La longue séquence électorale qui sera clôturée par le second tour des élections législatives s’est ouverte pour le premier tour de l’élection présidentielle par un résultat hélas quelque peu attendu. Encore une fois, le second tour opposera la droite à l’extrême droite, et trois questions se posent à nous à court ou moyen terme et donc avec plus ou moins d’urgence : que faire pour le second tour, comment préparer les élections législatives et quelle sera ou pas la composition ou recomposition de la gauche dans les années à venir et notamment avec les élections européennes de 2024 ?

Quelles que soient les questions posées et leurs complexités, l’urgence ne doit pas être un prétexte pour ne pas réfléchir. Cependant les remarques, réflexions, analyses que l’on peut entendre ou lire m’inquiètent sur nos capacités et volonté de construire une réflexion et une action collective. En schématisant, trois grands types de commentaires fleurissent, l’abstention est la cause de tous les maux, Jean-Luc Mélenchon en partant seul trop tôt a créé les conditions de la division, la multiplicité des candidatures est la cause de l’échec. Les réponses simplistes aux questions complexes sont rarement satisfaisantes et ont plus tendance à flatter l’ego en discréditant les autres qu’à apporter de réelles analyses de fonds.

Sans me lancer à mon tour dans une énième analyse des résultats de premier tour, j’ai effectué une comparaison entre les chiffres du premier tour du 10 avril 2022 et ceux du 26 avril 1981 qui allait mener à la première victoire d’un candidat se réclamant de la gauche à l’élection présidentielle sous la Cinquième République.

En 2022, le taux de participation est de 73,69 % contre 81,09 % en 1981, le taux de suffrages exprimés de 72,07 % contre 79,78 %. Mais surtout si les candidat·e·s se réclamant de la gauche recueillaient en 1981 46,27 % des suffrages exprimés soit 36,90 % des inscrit·e·s, en 2022 ils se contentent 31,94 % des suffrages exprimés soit 23,02 % des inscrit·e·s, pour mémoire il y avait cinq candidat·e·s se réclamant de la gauche en 1981.

Un calcul rapide permet de constater que si les candidat·e·s se réclamant de la gauche avaient recueilli le même pourcentage de voix qu’en 1981, le total serait passé de 11 225 271 à 16 256 015 si l’on considère le pourcentage par rapport aux suffrages exprimés et à 17 987 966 si l’on considère le pourcentage par rapport aux inscrit·e·s.

L’on pourrait en déduire que la multiplicité des candidatures n’est pas un obstacle à la réalisation de bons résultats et que l’on devrait plus s’interroger sur les raisons de la montée continue de l’extrême droite conjuguée avec un effondrement de la gauche.

Les analyses des résultats électoraux devront se poursuivre, mais une question à laquelle nous devons répondre rapidement est celle de savoir dans quelles conditions nous souhaitons aller aux élections législatives.
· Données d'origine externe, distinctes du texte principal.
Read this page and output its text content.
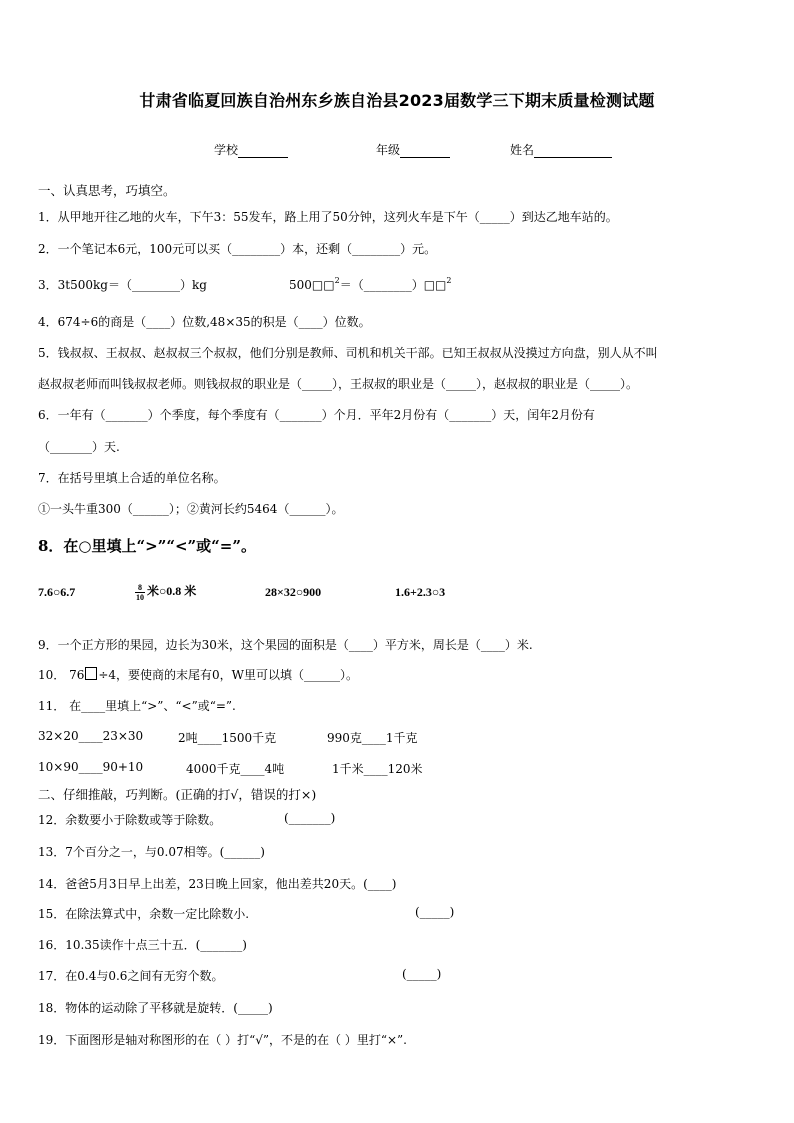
甘肃省临夏回族自治州东乡族自治县2023届数学三下期末质量检测试题
学校	年级	姓名
一、认真思考，巧填空。
1．从甲地开往乙地的火车，下午3：55发车，路上用了50分钟，这列火车是下午（_____）到达乙地车站的。
2．一个笔记本6元，100元可以买（________）本，还剩（________）元。
3．3t500kg＝（________）kg	500□□$^2$＝（________）□□$^2$
4．674÷6的商是（____）位数,48×35的积是（____）位数。
5．钱叔叔、王叔叔、赵叔叔三个叔叔，他们分别是教师、司机和机关干部。已知王叔叔从没摸过方向盘，别人从不叫
赵叔叔老师而叫钱叔叔老师。则钱叔叔的职业是（_____），王叔叔的职业是（_____），赵叔叔的职业是（_____）。
6．一年有（_______）个季度，每个季度有（_______）个月．平年2月份有（_______）天，闰年2月份有
（_______）天.
7．在括号里填上合适的单位名称。
①一头牛重300（______）；②黄河长约5464（______）。
8．在○里填上“>”“<”或“=”。
7.6○6.7	$\frac{8}{10}$ 米○0.8 米	28×32○900	1.6+2.3○3
9．一个正方形的果园，边长为30米，这个果园的面积是（____）平方米，周长是（____）米.
10． 76 ÷4，要使商的末尾有0，W里可以填（______）。
11． 在____里填上“>”、“<”或“=”.
32×20____23×30	2吨____1500千克	990克____1千克
10×90____90+10	4000千克____4吨	1千米____120米
二、仔细推敲，巧判断。(正确的打√，错误的打×)
12．余数要小于除数或等于除数。	(_______)
13．7个百分之一，与0.07相等。(______)
14．爸爸5月3日早上出差，23日晚上回家，他出差共20天。(____)
15．在除法算式中，余数一定比除数小.	(_____)
16．10.35读作十点三十五．(_______)
17．在0.4与0.6之间有无穷个数。	(_____)
18．物体的运动除了平移就是旋转．(_____)
19．下面图形是轴对称图形的在（ ）打“√”，不是的在（ ）里打“×”.
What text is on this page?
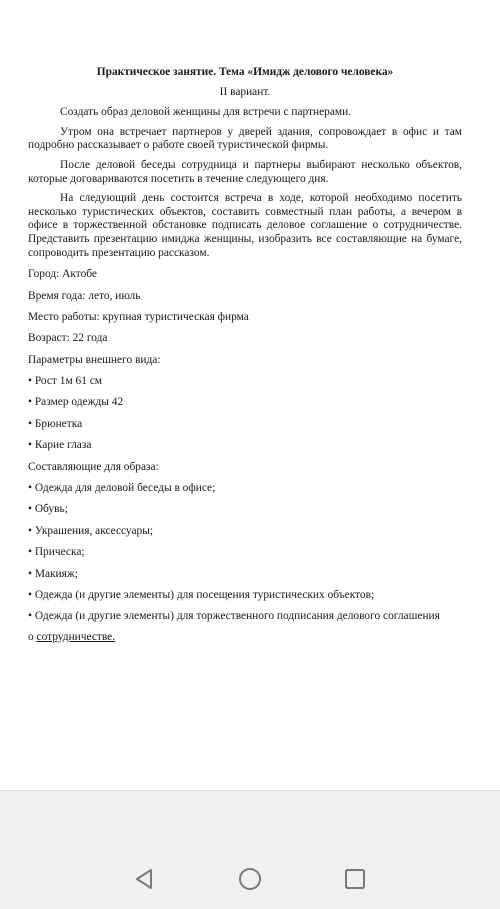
Практическое занятие. Тема «Имидж делового человека»

II вариант.

Создать образ деловой женщины для встречи с партнерами.

Утром она встречает партнеров у дверей здания, сопровождает в офис и там подробно рассказывает о работе своей туристической фирмы.

После деловой беседы сотрудница и партнеры выбирают несколько объектов, которые договариваются посетить в течение следующего дня.

На следующий день состоится встреча в ходе, которой необходимо посетить несколько туристических объектов, составить совместный план работы, а вечером в офисе в торжественной обстановке подписать деловое соглашение о сотрудничестве. Представить презентацию имиджа женщины, изобразить все составляющие на бумаге, сопроводить презентацию рассказом.

Город: Актобе

Время года: лето, июль

Место работы: крупная туристическая фирма

Возраст: 22 года

Параметры внешнего вида:

• Рост 1м 61 см

• Размер одежды 42

• Брюнетка

• Карие глаза

Составляющие для образа:

• Одежда для деловой беседы в офисе;

• Обувь;

• Украшения, аксессуары;

• Прическа;

• Макияж;

• Одежда (и другие элементы) для посещения туристических объектов;

• Одежда (и другие элементы) для торжественного подписания делового соглашения

о сотрудничестве.
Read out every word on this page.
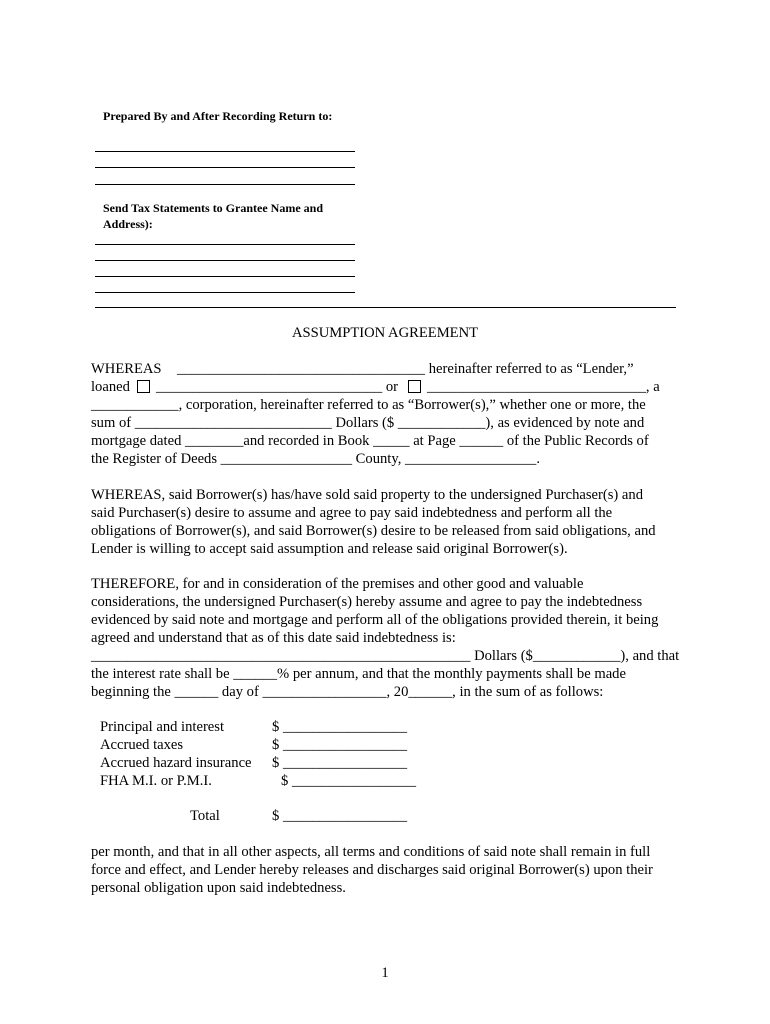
Prepared By and After Recording Return to:
Send Tax Statements to Grantee Name and
Address):
ASSUMPTION AGREEMENT
WHEREAS __________________________________ hereinafter referred to as “Lender,”
loaned _______________________________ or ______________________________, a
____________, corporation, hereinafter referred to as “Borrower(s),” whether one or more, the
sum of ___________________________ Dollars ($ ____________), as evidenced by note and
mortgage dated ________and recorded in Book _____ at Page ______ of the Public Records of
the Register of Deeds __________________ County, __________________.
WHEREAS, said Borrower(s) has/have sold said property to the undersigned Purchaser(s) and
said Purchaser(s) desire to assume and agree to pay said indebtedness and perform all the
obligations of Borrower(s), and said Borrower(s) desire to be released from said obligations, and
Lender is willing to accept said assumption and release said original Borrower(s).
THEREFORE, for and in consideration of the premises and other good and valuable
considerations, the undersigned Purchaser(s) hereby assume and agree to pay the indebtedness
evidenced by said note and mortgage and perform all of the obligations provided therein, it being
agreed and understand that as of this date said indebtedness is:
____________________________________________________ Dollars ($____________), and that
the interest rate shall be ______% per annum, and that the monthly payments shall be made
beginning the ______ day of _________________, 20______, in the sum of as follows:
Principal and interest	$ _________________
Accrued taxes	$ _________________
Accrued hazard insurance $ _________________
FHA M.I. or P.M.I.	$ _________________
Total	$ _________________
per month, and that in all other aspects, all terms and conditions of said note shall remain in full
force and effect, and Lender hereby releases and discharges said original Borrower(s) upon their
personal obligation upon said indebtedness.
1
Je ne pense pas que les injures et invectives soient de nature à élever le niveau du débat, ni de nature à permettre les meilleurs résultats possibles.

 

Pour préparer dans les moins mauvaises conditions possible les élections législatives, il me semblerait nécessaire qu’il y ait un réel dialogue entre les formations politiques se réclamant de la gauche sur deux points.

– des candidatures uniques ou non dans les circonscriptions qui semblent jouables pour assurer une présence d’un·e candidat·e de gauche au second tour ;

– engagement de soutien réel pour la candidate ou le candidat de gauche présent·e au second tour.

Enfin vu l’enjeu de ces décisions, l’on ne peut se contenter de discussions entre appareils politiques dont l’on sait déjà que chacun rejettera la faute de l’absence d’accord sur les autres. Ces discussions devraient donc se dérouler au grand jour pour permettre à chacun d’apprécier les positions et les réels efforts de l’ensemble des formations politiques, les outils actuellement disponibles de communication permettraient cela sans difficulté.

Dans ce processus Jean-Luc Mélenchon et la France Insoumise ont une lourde responsabilité en raison des résultats électoraux. Il ne leur faudra cependant pas oublier qu’une part significative des votes sont des votes utiles ou efficaces selon le nom que l’on veut bien leur donner, et non des votes d’adhésion à un projet et d’autre part que leur rôle doit être un rôle d’animateur, de fédérateur et non pas simplement celui d’un chef de file derrière lequel il convient de se ranger.